CELEX: 62009CN0150
Language: en
Date: 2009-04-27 00:00:00
Title: Case C-150/09 P: Appeal brought on 27 April 2009 by Iride SpA and Iride Energia SpA against the judgment delivered by the Court of First Instance (Second Chamber) on 11 February 2009 in Case T-25/07 Iride SpA, Iride Energia SpA v Commission of the European Communities

4.7.2009   
            
            
               EN
            
            
               Official Journal of the European Union
            
            
               C 153/27
            
         Appeal brought on 27 April 2009 by Iride SpA and Iride Energia SpA against the judgment delivered by the Court of First Instance (Second Chamber) on 11 February 2009 in Case T-25/07 Iride SpA, Iride Energia SpA v Commission of the European Communities
   (Case C-150/09 P)
   2009/C 153/51
   Language of the case: Italian
   
      Parties
   
   
      Appellants: Iride SpA, Iride Energia SpA (represented by: L. Radicati di Brozolo, M. Merola, T. Ubaldi, avvocati)
   
      Other party to the proceedings: Commission of the European Communities
   
      Form of order sought
   
   
               —
            
            
               Set aside the judgment;
            
         
               —
            
            
               grant the forms of order already sought at first instance or, in the alternative, refer the case back to the Court of First Instance, pursuant to Article 61 of the Statute of the Court of Justice;
            
         
               —
            
            
               order the Commission to pay the costs of the proceedings at first instance and the appeal proceedings.
            
         
      Pleas in law and main arguments
   
   The appellants put forward two grounds of appeal in support of their claims.

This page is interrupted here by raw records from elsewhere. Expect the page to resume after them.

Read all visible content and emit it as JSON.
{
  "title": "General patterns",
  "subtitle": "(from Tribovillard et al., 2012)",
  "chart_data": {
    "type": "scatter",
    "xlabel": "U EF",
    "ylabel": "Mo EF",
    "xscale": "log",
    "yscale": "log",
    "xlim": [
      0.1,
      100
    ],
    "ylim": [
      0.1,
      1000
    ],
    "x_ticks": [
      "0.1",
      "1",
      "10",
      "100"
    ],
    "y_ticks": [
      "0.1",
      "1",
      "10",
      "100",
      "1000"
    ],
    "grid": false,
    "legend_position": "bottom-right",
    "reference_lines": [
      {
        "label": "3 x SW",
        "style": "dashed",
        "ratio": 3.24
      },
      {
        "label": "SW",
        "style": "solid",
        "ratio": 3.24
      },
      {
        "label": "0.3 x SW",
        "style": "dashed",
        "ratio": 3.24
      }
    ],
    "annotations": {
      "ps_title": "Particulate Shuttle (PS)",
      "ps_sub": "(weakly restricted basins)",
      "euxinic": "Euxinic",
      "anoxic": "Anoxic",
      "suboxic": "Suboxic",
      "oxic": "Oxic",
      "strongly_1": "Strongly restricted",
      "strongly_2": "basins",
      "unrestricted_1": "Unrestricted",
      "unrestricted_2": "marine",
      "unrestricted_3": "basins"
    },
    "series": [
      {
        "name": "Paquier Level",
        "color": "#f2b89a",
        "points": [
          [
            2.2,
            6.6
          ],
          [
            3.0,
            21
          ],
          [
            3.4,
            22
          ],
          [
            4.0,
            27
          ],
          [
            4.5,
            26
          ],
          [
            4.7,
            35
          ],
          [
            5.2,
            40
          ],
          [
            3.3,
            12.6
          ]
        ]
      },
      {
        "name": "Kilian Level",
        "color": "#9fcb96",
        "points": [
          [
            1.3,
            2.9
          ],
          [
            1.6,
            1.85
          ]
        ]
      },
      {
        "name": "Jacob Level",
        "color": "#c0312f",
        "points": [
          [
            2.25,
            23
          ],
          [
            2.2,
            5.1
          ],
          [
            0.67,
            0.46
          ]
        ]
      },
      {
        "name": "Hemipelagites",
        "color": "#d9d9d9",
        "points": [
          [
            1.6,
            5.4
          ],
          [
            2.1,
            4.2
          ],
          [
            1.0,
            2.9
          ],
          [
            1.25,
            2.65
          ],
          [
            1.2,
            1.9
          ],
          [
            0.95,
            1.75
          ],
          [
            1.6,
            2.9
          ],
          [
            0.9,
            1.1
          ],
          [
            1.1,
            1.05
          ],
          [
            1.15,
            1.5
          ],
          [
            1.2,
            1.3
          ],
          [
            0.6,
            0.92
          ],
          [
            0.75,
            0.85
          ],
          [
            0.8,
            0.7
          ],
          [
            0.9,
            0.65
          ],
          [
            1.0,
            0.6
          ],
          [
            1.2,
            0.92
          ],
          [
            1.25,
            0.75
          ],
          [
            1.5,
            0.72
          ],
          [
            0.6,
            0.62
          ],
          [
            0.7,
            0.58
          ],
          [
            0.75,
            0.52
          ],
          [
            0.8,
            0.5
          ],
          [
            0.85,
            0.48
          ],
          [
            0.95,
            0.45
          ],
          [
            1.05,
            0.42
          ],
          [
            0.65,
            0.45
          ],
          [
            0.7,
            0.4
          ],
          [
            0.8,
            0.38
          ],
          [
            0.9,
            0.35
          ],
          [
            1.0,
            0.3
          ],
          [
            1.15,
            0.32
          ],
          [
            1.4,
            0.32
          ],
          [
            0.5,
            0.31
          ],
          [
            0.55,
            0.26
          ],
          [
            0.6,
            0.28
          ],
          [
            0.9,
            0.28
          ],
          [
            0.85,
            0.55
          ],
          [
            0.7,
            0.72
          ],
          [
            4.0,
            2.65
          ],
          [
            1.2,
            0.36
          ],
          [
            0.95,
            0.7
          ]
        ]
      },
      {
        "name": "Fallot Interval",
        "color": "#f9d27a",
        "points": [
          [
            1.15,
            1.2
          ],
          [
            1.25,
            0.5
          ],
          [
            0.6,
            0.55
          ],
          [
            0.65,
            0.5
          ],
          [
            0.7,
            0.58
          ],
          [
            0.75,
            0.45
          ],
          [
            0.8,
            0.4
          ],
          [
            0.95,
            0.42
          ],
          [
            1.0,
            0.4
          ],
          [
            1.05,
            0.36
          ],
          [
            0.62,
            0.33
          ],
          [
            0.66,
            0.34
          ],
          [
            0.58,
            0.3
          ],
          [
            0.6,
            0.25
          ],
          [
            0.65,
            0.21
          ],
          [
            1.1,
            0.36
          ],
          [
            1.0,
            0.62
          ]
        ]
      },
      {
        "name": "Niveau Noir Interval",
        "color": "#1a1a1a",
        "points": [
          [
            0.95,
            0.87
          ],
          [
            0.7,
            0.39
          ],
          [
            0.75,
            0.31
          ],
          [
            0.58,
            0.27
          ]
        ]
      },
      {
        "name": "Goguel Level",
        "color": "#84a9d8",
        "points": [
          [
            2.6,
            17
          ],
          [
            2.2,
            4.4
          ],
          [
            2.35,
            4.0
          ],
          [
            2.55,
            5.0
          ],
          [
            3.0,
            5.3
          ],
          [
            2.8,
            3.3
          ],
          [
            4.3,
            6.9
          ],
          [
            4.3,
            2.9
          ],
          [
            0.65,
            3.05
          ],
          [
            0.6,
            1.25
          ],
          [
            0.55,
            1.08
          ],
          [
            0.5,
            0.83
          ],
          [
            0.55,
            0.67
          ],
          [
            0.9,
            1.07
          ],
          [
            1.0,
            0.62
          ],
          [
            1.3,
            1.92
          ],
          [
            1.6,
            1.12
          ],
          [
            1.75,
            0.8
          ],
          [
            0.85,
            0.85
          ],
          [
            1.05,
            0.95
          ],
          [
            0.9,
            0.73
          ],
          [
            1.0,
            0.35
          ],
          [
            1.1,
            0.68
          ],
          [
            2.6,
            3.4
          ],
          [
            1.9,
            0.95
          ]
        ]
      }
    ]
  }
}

   The first ground of appeal relates to an error in law in the interpretation and application of Article 253 EC with reference to a failure to state adequate reasons in the decision at issue. The Court of First Instance erred in law in finding, with regard to whether the conditions laid down in Article 87(1) EC are satisfied in the present case, that the following are sufficient for compliance with the obligation to state reasons in Article 253 EC: (i) the simple statement by the Commission that it had established that the measure in question was to be regarded as State aid; (ii) that adequate reasons could be given for the contested measure by referring to the decision to initiate the investigation procedure and an earlier separate decision of the Commission.
   The second ground of appeal relates to distortion of the pleas in the action and an error in law on the part of the Court of First Instance in its assessment of the scope of the Deggendorf case-law for the purpose of the assessment of the present case. In particular, the appellants submit that the Court of First Instance:
   
               (i)
            
            
               distorted the pleas put forward by the appellants at first instance in that it claimed that they had misused the procedure for review of State aid, without, however, in fact clarifying what that misuse consisted of;
            
         
               (ii)
            
            
               failed to identify the error made by the Commission in its assessment of the scope of the judgment in Deggendorf in so far as it applies to the present case in that it failed to carry out a concrete and specific assessment of the distortion of competition and intra-Community trade resulting from the cumulative effect of the new aid and the earlier aid that had not been recovered;
            
         
               (iii)
            
            
               failed to identify the error made by the Commission in its assessment of the scope of the judgment in Deggendorf in so far as it applies to the present case in that, as a matter of fact, instead of regarding it as a further criteria in the assessment of whether aid is compatible, it made the non-recovery of earlier aid an additional and decisive condition for determining whether aid is compatible that is not provided for in the Treaty;
            
         
               (iv)
            
            
               failed to point out that the Commission’s excessive and abusive interpretation of the judgment in Deggendorf in this case has the effect of transforming that case-law into a means of penalising conduct contrary to the Treaty on the part of Member States in a manner that is not envisaged in the Treaty or secondary legislation;
            
         
               (v)
            
            
               failed to point out that, when it decided to initiate the formal investigation procedure as regards the measure notified by Italy, the Commission indicated that it was of the view that it had available to it all the information necessary to conduct its investigation into whether the measure was compatible. The Commission thereby contradicted the argument underlying the contested decision, namely that, in the course of the notification procedure, the Italian authorities and the recipient company failed to provide it with sufficient information to enable it to carry out an analysis as to whether the measure was compatible;
            
         
               (vi)
            
            
               committed a serious error in law in stating that Community case-law does not impose a requirement on the Commission to carry out a specific and detailed analysis as to whether the relevant factors enabling all the conditions laid down in Article 87(1) EC to be regarded as being satisfied are present, in order to be able to qualify the measure in question as aid.